Berbakti pada bumi memiliki makna kita harus bersama-sama menghijaukan bumi. Menghijaukan bumi dapat dilakukan dengan secara bersama-sama menghijaukan lingkungan sekitar, menjaga hutan serta melestarikan keanekaragaman hayati.

Bumi tempat bernaung ini memiliki hutan yang sangat luas serta merupakan harta yang tiada bernilai harganya apalagi di saat menghadapi perubahan iklim.

Hutan yang kita miliki adalah paru-paru dunia. Kondisi ini memiliki makna bahwa keberadaan hutan kita sangat berarti bagi dunia karena mampu menjaga keseimbangan iklim global.

Satu hal yang pasti, hutan yang kita miliki adalah sumber oksigen yang tiada bernilai bagi kita. Selain itu, bagi sebagian besar suku bangsa di negeri kita, hutan merupakan sumber kehidupan.

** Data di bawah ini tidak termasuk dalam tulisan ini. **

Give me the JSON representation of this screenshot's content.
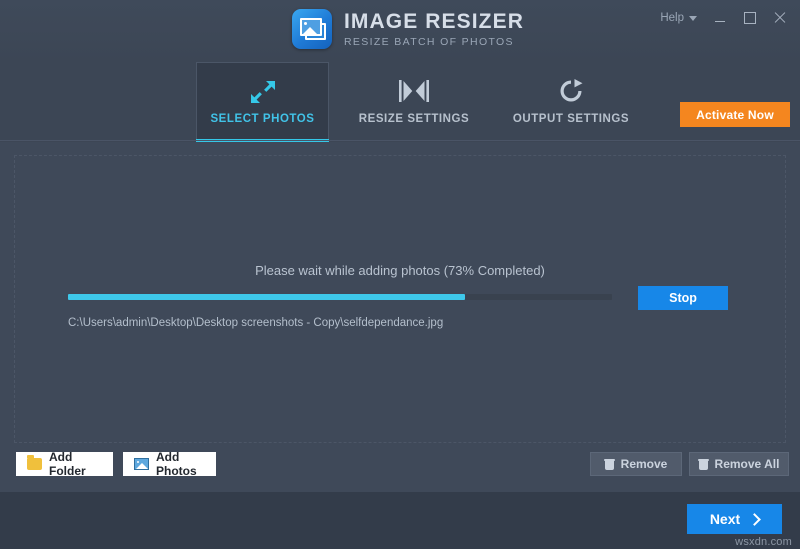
{
  "app": {
    "title": "IMAGE RESIZER",
    "subtitle": "RESIZE BATCH OF PHOTOS",
    "logo_icon": "image-stack-icon"
  },
  "titlebar": {
    "help_label": "Help",
    "help_caret_icon": "chevron-down-icon",
    "minimize_icon": "minimize-icon",
    "maximize_icon": "maximize-icon",
    "close_icon": "close-icon"
  },
  "tabs": [
    {
      "label": "SELECT PHOTOS",
      "icon": "expand-arrows-icon",
      "active": true
    },
    {
      "label": "RESIZE SETTINGS",
      "icon": "resize-width-icon",
      "active": false
    },
    {
      "label": "OUTPUT SETTINGS",
      "icon": "refresh-circle-icon",
      "active": false
    }
  ],
  "activate": {
    "label": "Activate Now"
  },
  "progress": {
    "status_text": "Please wait while adding photos (73% Completed)",
    "percent": 73,
    "current_file": "C:\\Users\\admin\\Desktop\\Desktop screenshots - Copy\\selfdependance.jpg",
    "stop_label": "Stop"
  },
  "actions": {
    "add_folder": "Add Folder",
    "add_folder_icon": "folder-icon",
    "add_photos": "Add Photos",
    "add_photos_icon": "photo-icon",
    "remove": "Remove",
    "remove_icon": "trash-icon",
    "remove_all": "Remove All",
    "remove_all_icon": "trash-icon"
  },
  "footer": {
    "next_label": "Next",
    "next_icon": "chevron-right-icon",
    "watermark": "wsxdn.com"
  },
  "colors": {
    "accent_cyan": "#35c8e8",
    "accent_blue": "#1787e8",
    "accent_orange": "#f4861f",
    "background": "#3f4959",
    "panel": "#333c4a"
  }
}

Hasil pendataan Potensi Desa (Podes) 2018 menggambarkan bahwa sekitar 2,7 ribu desa/kelurahan di indonesia berada di dalam hutan, serta 18,6 ribu desa/kelurahan berada di tepi atau berada di sekitar hutan. Bahkan hasil survei rumah tangga di sekitar hutan pada tahun 2014 yang dilakukan oleh BPS tercatat bahwa 8,6 juta lebih rumah tangga tinggal di sekitar kawasan hutan (termasuk di dalam dan di tepi hutan).

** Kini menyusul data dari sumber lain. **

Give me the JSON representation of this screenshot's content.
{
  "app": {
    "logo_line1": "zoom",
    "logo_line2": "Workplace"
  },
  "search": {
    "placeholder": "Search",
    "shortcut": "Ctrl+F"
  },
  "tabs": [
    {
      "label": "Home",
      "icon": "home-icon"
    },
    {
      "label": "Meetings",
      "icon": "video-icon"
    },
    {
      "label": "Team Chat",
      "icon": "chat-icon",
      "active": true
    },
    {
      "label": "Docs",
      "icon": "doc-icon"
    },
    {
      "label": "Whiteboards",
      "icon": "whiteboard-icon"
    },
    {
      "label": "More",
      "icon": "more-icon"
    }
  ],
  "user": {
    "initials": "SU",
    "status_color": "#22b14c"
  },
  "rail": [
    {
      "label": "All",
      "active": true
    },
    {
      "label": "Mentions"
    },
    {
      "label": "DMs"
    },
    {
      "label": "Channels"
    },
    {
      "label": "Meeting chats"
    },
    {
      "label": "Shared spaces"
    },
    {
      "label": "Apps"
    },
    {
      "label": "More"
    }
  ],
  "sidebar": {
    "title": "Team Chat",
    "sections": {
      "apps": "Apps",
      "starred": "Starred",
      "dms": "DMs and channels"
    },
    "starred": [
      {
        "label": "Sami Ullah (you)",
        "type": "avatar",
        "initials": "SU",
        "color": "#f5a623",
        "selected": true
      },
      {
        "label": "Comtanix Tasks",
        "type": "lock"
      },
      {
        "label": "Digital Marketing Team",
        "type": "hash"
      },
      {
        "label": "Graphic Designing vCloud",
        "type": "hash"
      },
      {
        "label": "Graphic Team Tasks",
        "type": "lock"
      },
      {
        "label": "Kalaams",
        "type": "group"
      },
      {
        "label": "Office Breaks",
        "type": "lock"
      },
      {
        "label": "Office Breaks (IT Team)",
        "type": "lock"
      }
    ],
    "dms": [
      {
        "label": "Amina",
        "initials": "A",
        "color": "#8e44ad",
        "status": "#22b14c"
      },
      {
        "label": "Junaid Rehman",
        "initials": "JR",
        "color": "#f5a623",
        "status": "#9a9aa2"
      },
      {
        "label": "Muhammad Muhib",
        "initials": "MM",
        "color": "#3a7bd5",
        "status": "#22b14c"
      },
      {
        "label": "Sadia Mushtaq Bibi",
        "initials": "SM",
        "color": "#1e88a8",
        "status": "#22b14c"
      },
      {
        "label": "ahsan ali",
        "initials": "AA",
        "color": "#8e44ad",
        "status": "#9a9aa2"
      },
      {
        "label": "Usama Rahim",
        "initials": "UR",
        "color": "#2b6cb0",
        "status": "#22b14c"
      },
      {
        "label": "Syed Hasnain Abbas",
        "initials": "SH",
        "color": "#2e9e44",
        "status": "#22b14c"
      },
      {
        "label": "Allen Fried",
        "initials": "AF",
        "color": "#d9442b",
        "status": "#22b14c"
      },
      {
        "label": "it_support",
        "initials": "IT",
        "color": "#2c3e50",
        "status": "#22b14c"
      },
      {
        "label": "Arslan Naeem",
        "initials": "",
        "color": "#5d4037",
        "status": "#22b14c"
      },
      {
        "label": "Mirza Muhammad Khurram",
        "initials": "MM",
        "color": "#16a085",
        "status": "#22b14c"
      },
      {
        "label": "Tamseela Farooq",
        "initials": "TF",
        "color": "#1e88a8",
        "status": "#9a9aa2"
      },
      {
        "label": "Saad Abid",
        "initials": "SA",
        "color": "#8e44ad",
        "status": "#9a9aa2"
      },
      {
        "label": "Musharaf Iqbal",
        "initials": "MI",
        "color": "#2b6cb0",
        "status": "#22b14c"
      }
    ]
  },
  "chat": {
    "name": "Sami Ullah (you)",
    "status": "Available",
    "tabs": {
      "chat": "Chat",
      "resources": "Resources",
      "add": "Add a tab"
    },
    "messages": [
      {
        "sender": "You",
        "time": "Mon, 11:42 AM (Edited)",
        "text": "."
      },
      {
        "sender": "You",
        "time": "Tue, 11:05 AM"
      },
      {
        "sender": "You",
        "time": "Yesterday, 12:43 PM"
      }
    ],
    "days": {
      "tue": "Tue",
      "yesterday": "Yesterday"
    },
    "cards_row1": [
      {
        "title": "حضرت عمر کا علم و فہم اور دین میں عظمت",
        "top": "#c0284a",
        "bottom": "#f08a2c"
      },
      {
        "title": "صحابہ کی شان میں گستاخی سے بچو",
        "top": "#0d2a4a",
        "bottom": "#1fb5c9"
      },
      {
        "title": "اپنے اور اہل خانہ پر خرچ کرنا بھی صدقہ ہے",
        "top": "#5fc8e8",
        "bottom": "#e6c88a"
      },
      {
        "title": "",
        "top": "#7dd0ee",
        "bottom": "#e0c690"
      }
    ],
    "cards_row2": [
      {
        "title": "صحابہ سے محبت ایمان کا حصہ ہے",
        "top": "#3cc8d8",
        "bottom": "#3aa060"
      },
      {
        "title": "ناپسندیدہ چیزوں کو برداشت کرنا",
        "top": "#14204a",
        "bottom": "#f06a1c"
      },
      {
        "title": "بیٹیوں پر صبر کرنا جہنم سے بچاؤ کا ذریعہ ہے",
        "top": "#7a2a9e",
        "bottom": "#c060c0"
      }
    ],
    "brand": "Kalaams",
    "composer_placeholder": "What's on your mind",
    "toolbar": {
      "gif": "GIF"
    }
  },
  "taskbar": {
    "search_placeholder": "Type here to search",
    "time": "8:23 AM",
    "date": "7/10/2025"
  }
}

Masih banyaknya desa yang berada di tepi hutan dan bahkan berada di dalam kawasan hutan serta masih tingginya masyarakat yang tinggal di dalamnya, di satu sisi merupakan potensi yang sangat besar karena secara tidak langsung akan akan secara arif dan bijak turut menjaga hutan. Akan tetapi jika masyarakat tersebut sangat bergantung dengan hutan sebagai sumber kehidupannya apa lagi jika masyarakat melakukan kegiatan perambahan hutan sebagai efek semakin tingginya kebutuhan lahan untuk pertanian dan perkebunan, maka hutan di negeri kita lambat laun akan hilang.

Bahkan ketergantungan masyarakat desa pada hutan berakibat adanya bencana yang jutru berawal dari desa. Kondisi ini selaras dengan hasil pendataan BPS bahwa 4,4 ribu desa di Indonesia mengalami bencana kebakaran hutan dan lahan, 10,3 ribu desa mengalami bencana tanah longsor, bahkan lebih dari 19,7 ribu desa mengalami bencana banjir.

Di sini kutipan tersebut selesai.